第7章 赤色ドロップ
父親が家を出てから、15分を少し過ぎた頃。丸井ブン太は名前の家へとやってきた。
いつものようにフーセンガムを膨らませながら、そっとチャイムを押せば中から出てきた名前の母親に慌てて姿勢を正した。そんな丸井の様子を母親の背中越しに見て、名前は腹を抱えて笑っていた。
スクール鞄を肩にかけ、行ってきます、と言いながら手をふった名前に、母親も同じように振り返し見送ってくれている。
数歩歩いてから、ゆっくりと前を向いた。横には少し不貞腐れた表情をしている丸井がいる。
「ごめんって、まだ拗ねてる?」
「別に拗ねてねーよ」
「じゃあ、怒ってる?」
「怒ってもねーよ」
「えー…」
むっすぅ、なんて表情を全面にあらわしておいて、それはないだろう…と名前は苦笑を漏らした。

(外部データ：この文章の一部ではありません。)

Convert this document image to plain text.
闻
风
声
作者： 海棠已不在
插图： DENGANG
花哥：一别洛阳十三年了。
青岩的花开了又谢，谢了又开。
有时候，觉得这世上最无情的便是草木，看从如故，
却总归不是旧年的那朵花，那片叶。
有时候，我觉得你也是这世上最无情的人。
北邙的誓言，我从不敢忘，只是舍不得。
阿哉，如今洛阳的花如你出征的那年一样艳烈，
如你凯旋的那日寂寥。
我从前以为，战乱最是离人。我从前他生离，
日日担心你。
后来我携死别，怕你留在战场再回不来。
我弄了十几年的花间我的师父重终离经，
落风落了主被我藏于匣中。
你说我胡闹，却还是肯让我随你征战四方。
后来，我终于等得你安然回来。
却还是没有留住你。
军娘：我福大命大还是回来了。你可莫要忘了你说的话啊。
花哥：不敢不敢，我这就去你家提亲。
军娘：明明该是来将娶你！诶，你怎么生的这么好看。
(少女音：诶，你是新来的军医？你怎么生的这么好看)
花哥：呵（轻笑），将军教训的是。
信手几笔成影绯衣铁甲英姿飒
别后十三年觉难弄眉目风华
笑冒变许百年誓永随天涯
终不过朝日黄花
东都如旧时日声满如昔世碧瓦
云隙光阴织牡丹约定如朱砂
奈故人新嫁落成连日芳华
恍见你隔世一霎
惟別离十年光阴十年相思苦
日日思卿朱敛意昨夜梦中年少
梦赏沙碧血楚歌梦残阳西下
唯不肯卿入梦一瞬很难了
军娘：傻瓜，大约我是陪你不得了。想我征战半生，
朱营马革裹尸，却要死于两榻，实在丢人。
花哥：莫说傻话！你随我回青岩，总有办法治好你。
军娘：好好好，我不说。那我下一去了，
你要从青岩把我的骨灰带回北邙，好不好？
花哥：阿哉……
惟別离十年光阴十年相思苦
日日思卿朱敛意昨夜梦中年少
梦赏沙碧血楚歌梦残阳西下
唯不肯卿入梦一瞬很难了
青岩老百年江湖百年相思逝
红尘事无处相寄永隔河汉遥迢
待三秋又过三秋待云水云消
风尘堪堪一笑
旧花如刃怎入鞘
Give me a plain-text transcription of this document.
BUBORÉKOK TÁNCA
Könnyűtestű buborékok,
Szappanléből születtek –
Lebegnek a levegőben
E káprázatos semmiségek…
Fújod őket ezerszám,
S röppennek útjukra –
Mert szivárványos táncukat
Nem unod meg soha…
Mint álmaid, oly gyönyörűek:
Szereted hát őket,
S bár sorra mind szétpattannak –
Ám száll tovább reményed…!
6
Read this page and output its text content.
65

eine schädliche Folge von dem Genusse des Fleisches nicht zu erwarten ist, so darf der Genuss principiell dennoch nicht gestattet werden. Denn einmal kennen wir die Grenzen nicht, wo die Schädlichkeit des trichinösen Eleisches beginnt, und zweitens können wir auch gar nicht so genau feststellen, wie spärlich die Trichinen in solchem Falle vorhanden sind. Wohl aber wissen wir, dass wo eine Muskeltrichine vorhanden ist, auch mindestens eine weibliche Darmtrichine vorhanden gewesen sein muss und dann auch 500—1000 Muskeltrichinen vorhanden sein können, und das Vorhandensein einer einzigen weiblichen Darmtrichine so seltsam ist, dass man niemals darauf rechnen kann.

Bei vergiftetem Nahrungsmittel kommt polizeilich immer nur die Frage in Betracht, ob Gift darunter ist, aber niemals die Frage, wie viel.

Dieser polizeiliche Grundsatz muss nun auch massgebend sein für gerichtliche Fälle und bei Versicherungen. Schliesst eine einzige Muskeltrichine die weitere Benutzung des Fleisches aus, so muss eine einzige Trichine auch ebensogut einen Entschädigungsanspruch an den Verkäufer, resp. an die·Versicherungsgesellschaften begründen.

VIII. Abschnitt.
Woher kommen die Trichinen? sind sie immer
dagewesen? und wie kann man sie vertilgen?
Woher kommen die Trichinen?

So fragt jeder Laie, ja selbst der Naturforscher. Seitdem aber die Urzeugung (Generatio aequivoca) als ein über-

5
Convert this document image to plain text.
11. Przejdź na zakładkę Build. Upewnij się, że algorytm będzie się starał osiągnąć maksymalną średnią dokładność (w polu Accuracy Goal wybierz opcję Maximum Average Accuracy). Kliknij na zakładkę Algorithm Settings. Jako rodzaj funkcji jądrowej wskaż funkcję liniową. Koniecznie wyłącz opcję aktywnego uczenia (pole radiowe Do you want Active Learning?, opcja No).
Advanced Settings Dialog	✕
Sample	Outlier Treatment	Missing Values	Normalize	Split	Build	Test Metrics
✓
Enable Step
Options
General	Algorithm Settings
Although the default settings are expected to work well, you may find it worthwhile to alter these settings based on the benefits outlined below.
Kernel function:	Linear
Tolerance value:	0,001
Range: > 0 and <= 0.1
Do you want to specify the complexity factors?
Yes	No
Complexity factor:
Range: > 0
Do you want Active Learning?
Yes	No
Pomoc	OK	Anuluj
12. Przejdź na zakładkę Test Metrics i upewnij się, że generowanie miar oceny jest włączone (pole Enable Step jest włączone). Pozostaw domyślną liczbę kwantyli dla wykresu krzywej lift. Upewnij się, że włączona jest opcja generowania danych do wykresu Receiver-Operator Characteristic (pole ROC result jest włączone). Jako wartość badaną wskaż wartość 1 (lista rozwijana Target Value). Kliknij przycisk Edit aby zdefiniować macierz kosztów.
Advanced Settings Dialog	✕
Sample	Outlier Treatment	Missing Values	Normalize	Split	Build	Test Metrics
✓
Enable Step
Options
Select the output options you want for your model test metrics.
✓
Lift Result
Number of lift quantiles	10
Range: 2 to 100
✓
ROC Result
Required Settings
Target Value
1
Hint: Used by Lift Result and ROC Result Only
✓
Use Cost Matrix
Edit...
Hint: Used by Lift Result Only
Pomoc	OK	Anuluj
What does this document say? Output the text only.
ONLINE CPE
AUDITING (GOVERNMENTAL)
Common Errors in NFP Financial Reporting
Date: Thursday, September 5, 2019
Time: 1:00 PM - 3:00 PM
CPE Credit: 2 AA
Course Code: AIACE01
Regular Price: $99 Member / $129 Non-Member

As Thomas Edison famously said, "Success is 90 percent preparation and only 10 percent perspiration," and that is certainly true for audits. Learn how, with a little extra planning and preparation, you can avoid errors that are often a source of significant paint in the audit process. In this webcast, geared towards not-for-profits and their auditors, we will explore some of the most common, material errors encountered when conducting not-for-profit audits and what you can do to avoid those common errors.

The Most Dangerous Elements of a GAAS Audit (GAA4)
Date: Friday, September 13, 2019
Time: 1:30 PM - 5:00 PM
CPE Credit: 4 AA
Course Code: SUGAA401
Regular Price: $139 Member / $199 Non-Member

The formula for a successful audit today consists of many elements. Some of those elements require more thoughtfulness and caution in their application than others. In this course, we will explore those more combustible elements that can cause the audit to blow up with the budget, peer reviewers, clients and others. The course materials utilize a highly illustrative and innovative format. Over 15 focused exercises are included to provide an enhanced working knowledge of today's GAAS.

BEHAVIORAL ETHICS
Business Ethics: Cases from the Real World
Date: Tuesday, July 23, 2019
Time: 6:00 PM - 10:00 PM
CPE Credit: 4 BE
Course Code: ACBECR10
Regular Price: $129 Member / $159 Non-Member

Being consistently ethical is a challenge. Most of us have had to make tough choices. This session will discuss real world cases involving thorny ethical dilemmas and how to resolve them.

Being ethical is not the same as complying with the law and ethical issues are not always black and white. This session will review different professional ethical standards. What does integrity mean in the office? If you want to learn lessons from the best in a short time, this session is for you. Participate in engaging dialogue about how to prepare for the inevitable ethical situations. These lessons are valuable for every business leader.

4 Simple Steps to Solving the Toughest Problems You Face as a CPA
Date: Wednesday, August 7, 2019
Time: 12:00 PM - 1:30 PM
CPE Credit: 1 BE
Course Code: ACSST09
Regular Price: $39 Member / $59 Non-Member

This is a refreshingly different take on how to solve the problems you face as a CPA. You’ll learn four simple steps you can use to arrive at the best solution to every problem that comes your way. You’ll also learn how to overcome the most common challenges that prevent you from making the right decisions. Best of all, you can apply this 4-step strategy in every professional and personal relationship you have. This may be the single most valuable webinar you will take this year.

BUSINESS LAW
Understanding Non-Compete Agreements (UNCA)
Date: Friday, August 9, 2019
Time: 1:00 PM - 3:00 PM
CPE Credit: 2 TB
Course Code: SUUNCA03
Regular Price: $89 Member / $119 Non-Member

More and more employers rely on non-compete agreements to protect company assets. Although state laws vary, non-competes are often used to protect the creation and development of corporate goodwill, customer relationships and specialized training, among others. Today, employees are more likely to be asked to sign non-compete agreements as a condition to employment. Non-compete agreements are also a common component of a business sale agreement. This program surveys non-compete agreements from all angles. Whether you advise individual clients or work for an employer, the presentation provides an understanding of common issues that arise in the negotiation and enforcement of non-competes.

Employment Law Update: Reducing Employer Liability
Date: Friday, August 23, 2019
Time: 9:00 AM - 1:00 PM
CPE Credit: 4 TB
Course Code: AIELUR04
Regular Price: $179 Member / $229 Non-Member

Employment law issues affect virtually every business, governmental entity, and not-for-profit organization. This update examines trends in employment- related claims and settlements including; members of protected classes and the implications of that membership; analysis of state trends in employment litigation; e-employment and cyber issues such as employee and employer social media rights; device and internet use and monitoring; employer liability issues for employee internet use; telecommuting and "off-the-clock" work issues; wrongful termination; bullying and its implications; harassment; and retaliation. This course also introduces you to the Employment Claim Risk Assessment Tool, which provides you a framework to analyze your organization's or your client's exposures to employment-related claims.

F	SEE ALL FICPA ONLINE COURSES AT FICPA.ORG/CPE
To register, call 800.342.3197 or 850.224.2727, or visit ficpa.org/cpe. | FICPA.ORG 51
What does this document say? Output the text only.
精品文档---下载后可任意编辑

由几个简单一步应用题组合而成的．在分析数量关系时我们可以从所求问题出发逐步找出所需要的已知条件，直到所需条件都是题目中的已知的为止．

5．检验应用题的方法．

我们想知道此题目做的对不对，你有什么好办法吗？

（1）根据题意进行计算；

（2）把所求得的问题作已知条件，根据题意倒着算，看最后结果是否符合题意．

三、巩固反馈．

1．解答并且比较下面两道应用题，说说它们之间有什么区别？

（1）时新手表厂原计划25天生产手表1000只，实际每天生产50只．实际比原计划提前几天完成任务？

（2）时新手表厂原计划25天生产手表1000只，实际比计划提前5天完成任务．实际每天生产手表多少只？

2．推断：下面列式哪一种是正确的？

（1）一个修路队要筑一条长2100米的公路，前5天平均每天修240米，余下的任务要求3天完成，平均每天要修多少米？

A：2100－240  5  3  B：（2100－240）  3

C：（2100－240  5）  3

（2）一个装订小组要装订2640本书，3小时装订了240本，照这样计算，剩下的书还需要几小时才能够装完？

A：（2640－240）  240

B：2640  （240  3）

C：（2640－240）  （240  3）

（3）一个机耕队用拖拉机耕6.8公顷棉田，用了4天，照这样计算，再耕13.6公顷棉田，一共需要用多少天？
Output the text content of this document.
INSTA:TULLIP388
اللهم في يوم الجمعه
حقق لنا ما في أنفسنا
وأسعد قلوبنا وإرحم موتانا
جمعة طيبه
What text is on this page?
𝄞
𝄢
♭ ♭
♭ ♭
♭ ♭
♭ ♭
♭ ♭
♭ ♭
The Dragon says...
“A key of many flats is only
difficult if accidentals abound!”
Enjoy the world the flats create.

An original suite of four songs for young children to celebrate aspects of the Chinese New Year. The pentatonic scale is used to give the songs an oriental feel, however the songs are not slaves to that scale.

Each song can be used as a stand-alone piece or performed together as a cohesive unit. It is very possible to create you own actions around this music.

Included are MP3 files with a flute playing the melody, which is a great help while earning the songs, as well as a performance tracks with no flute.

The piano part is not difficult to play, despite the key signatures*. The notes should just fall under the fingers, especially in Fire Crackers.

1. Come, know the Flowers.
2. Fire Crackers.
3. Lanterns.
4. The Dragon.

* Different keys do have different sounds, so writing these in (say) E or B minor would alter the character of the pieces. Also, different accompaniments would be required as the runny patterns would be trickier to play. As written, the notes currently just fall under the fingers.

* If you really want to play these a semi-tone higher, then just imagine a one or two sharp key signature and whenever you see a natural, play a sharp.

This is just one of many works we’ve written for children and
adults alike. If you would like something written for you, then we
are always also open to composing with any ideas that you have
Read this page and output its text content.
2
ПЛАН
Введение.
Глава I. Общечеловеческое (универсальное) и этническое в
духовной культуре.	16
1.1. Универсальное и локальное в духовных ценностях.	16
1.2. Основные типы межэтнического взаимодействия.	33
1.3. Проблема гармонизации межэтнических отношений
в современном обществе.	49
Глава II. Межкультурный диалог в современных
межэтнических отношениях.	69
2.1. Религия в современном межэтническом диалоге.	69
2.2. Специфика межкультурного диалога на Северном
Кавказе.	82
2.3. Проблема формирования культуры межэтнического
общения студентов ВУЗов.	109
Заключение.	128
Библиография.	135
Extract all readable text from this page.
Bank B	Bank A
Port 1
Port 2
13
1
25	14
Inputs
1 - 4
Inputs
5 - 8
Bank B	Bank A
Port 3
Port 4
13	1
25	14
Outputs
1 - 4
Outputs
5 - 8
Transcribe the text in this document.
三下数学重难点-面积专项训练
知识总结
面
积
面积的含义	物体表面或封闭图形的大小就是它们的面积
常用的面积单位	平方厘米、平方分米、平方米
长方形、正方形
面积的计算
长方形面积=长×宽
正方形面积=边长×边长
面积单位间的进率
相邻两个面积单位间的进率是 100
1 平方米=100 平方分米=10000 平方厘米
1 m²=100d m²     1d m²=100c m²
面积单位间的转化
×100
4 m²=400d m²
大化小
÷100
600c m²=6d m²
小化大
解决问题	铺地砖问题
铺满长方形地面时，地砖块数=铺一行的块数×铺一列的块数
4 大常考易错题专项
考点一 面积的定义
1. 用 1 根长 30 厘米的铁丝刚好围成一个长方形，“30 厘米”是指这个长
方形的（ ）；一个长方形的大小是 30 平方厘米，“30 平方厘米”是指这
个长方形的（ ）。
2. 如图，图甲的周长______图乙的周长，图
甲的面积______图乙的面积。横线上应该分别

それでも名前の歩幅に合わせて横を歩いたり、さり気なく車道側へと立ち歩いている丸井は優しい。
言葉にあらわさなくても、丸井の行動はちょっとした優しさが詰め込まれている事が多くて、名前はその優しさに触れる度に擽ったい気持ちになっていた。
「丸井くん」
「あ?」
「迎えに来てくれてありがと」
「……おー」
素直に礼を述べた名前に、丸井はほんの少し間をあけてから相槌をうった。恥ずかしいのかそっぽを向いてしまっている。
そんな丸井に名前は自然と頬を緩め、青い春空を見上げた。六月はもう目と鼻の先だ。
学校につき、丸井と別れた名前は教室に入って早々聞こえてきた黄色い声に、びくりと身を震わせた。
「うっそ本当に?!」
「うん!今日の朝、オッケー貰ったんだ~」
「いいなー羨ましい~!」
そんな会話をしているのは、宮野とその友達だった。
彼女を視界にいれ、少しだけ黒いもらのようなものが現れたが気づかないフリをして自身の席へと着いた。鞄を机の横に引っ掛けて、ポケットに忍ばせていたスマートフォンを取り出した。
「幸村くんが彼氏かぁー…めっちゃ羨ましい…鼻高々だね!」
そんな声が聞こえてきて、名前は思わずスマートフォンを取り落としそうになってしまった。どくん、と心臓が嫌なはね方をしている。
じわりと冷や汗が浮かび、耳がやけに澄んでいて、衣擦れの音ひとつ聞き漏らさないほどだ。